Ingest
Catalog products
- Ingested into temporary database
- For use in other DRP steps or by SDQA
- "Patch" updates happen by execution of new Tasks
- Must be possible to reproduce entire DRP, including any "patches"
- Level 1 products ingested into internal Level 1 database
- Level 2 products ingested into Qserv database
- Can remove a batch (with queries disabled), then reingest after "patch" update Task
- Need to track batches and their status
EFD
- Transformed within 24 hours into Level 1 Science Data Archive EFD
- Transformation includes removal of sensitive data (e.g. personnel-relevant log entries)
- Transformation includes restructuring schema to be more science-query-friendly
- Adding join keys
- Denormalizing
- Creating views
- Note: it's possible that the Science Data Archive EFD will not actually be in relational form.
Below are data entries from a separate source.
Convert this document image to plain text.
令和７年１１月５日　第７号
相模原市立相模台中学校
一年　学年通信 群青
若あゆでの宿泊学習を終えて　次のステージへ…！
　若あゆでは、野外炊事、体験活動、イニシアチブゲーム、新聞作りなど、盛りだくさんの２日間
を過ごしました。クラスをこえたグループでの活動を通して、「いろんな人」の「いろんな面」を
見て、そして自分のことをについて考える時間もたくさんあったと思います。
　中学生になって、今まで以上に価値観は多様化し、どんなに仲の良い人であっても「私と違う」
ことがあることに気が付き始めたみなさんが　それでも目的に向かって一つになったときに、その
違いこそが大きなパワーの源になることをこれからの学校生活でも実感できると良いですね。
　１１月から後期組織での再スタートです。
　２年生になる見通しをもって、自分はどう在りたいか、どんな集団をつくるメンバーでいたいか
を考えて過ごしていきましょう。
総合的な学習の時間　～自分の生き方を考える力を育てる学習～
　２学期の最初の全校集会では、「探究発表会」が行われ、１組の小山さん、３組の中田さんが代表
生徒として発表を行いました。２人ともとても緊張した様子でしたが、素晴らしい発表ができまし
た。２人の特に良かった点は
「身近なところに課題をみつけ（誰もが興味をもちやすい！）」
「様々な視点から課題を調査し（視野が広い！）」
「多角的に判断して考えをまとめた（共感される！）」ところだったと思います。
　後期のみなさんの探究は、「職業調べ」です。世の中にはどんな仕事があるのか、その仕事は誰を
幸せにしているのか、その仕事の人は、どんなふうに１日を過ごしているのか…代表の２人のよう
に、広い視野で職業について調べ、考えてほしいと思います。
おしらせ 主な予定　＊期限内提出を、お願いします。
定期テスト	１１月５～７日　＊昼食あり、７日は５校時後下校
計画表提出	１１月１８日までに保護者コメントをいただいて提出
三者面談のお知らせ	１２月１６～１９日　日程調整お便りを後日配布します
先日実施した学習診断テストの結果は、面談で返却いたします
Something like a NoSQL document database or BigTable/Hypertable might be more appropriate.
- Cleansed and transformed for Level 2 EFD as part of annual CPP
- Cleansing includes flagging of invalid data
Image products
- Ingested into archive, including provenance
- Metadata ingested into archive metadata database
- Accessible by internal image services
SDQA
Catalog Products
- Zeroth pass is metrics produced by Tasks
- Automatic flagging of metrics outside threshold
- First pass is in temporary database
- Automatic metric generation (for metrics using data from multiple Task executions)
- Second pass is in Qserv database for Level 2 products, internal Level 1 database for Level 1 products
- Verification of completeness and consistency
- Large-scale analyses across entire dataset
- Verification of performance for end users
Image products
- Most SDQA on metadata
- Inspect outliers using internal cutout service